Think Before You Speak: Explicitly Generating Implicit Commonsense Knowledge for Response Generation
Pei Zhou, Karthik Gopalakrishnan, Behnam Hedayatnia, Seokhwan Kim, Jay Pujara, Xiang Ren, Yang Liu, Dilek Hakkani-Tur
TL;DR
The paper introduces Think-Before-Speaking (TBS), a framework that explicitly generates implicit commonsense knowledge prior to response generation in open-domain dialogue. By coupling a knowledge-generation step with the response generator, TBS achieves more informative and contextually grounded responses and offers a faithful explanation of its intent. It builds weakly supervised, knowledge-aligned dialogues from ConceptNet, explores two NL knowledge representations, and demonstrates strong gains over end-to-end RG and several knowledge-augmented baselines, including human judgments and knowledge-grounding evidence. The results indicate that externalizing implicit knowledge can improve learning efficiency, generation quality, and interpretability, while also enabling the model to produce novel, relevant knowledge. This work suggests a promising direction for more human-like grounding in conversational AI and highlights the importance of knowledge quality and structured representations in grounding decisions.
Abstract
Implicit knowledge, such as common sense, is key to fluid human conversations.

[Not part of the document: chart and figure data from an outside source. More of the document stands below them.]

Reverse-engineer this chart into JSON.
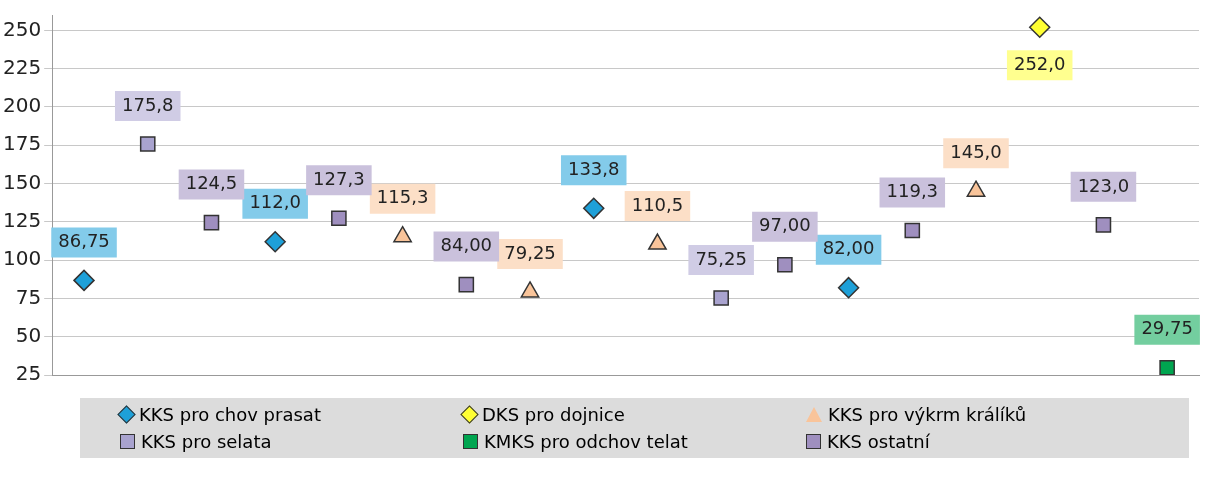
{
  "chart_data": {
    "type": "scatter",
    "categories": [
      null,
      null,
      null,
      null,
      null,
      null,
      null,
      null,
      null,
      null,
      null,
      null,
      null,
      null,
      null,
      null,
      null,
      null
    ],
    "ylim": [
      25,
      260
    ],
    "yticks": [
      25,
      50,
      75,
      100,
      125,
      150,
      175,
      200,
      225,
      250
    ],
    "tick_labels": "y",
    "grid": "y",
    "legend": "bottom",
    "series": [
      {
        "name": "KKS pro chov prasat",
        "color": "#1ea0d8",
        "marker": "diamond",
        "values": [
          86.75,
          null,
          null,
          112.0,
          null,
          null,
          null,
          null,
          133.8,
          null,
          null,
          null,
          82.0,
          null,
          null,
          null,
          null,
          null
        ],
        "value_labels": [
          "86,75",
          null,
          null,
          "112,0",
          null,
          null,
          null,
          null,
          "133,8",
          null,
          null,
          null,
          "82,00",
          null,
          null,
          null,
          null,
          null
        ]
      },
      {
        "name": "DKS pro dojnice",
        "color": "#ffff33",
        "marker": "diamond",
        "values": [
          null,
          null,
          null,
          null,
          null,
          null,
          null,
          null,
          null,
          null,
          null,
          null,
          null,
          null,
          null,
          252.0,
          null,
          null
        ],
        "value_labels": [
          null,
          null,
          null,
          null,
          null,
          null,
          null,
          null,
          null,
          null,
          null,
          null,
          null,
          null,
          null,
          "252,0",
          null,
          null
        ]
      },
      {
        "name": "KKS pro výkrm králíků",
        "color": "#f9c49a",
        "marker": "triangle",
        "values": [
          null,
          null,
          null,
          null,
          null,
          115.3,
          null,
          79.25,
          null,
          110.5,
          null,
          null,
          null,
          null,
          145.0,
          null,
          null,
          null
        ],
        "value_labels": [
          null,
          null,
          null,
          null,
          null,
          "115,3",
          null,
          "79,25",
          null,
          "110,5",
          null,
          null,
          null,
          null,
          "145,0",
          null,
          null,
          null
        ]
      },
      {
        "name": "KKS pro selata",
        "color": "#a9a3cf",
        "marker": "square",
        "values": [
          null,
          175.8,
          null,
          null,
          null,
          null,
          null,
          null,
          null,
          null,
          75.25,
          null,
          null,
          null,
          null,
          null,
          null,
          null
        ],
        "value_labels": [
          null,
          "175,8",
          null,
          null,
          null,
          null,
          null,
          null,
          null,
          null,
          "75,25",
          null,
          null,
          null,
          null,
          null,
          null,
          null
        ]
      },
      {
        "name": "KMKS pro odchov telat",
        "color": "#00a550",
        "marker": "square",
        "values": [
          null,
          null,
          null,
          null,
          null,
          null,
          null,
          null,
          null,
          null,
          null,
          null,
          null,
          null,
          null,
          null,
          null,
          29.75
        ],
        "value_labels": [
          null,
          null,
          null,
          null,
          null,
          null,
          null,
          null,
          null,
          null,
          null,
          null,
          null,
          null,
          null,
          null,
          null,
          "29,75"
        ]
      },
      {
        "name": "KKS ostatní",
        "color": "#9f8fbf",
        "marker": "square",
        "values": [
          null,
          null,
          124.5,
          null,
          127.3,
          null,
          84.0,
          null,
          null,
          null,
          null,
          97.0,
          null,
          119.3,
          null,
          null,
          123.0,
          null
        ],
        "value_labels": [
          null,
          null,
          "124,5",
          null,
          "127,3",
          null,
          "84,00",
          null,
          null,
          null,
          null,
          "97,00",
          null,
          "119,3",
          null,
          null,
          "123,0",
          null
        ]
      }
    ]
  }
}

Current neural response generation (RG) models are trained to generate responses directly, omitting unstated implicit knowledge. In this paper, we present Think-Before-Speaking (TBS), a generative approach to first externalize implicit commonsense knowledge (think) and use this knowledge to generate responses (speak). We expect that externalizing implicit knowledge allows more efficient learning, produces more informative responses, and enables more explainable models. We analyze different choices to collect knowledge-aligned dialogues, represent implicit knowledge, and transition between knowledge and dialogues. Empirical results show TBS models outperform end-to-end and knowledge-augmented RG baselines on most automatic metrics and generate more informative, specific, and commonsense-following responses, as evaluated by human annotators. TBS also generates knowledge that makes sense and is relevant to the dialogue around 85\% of the time.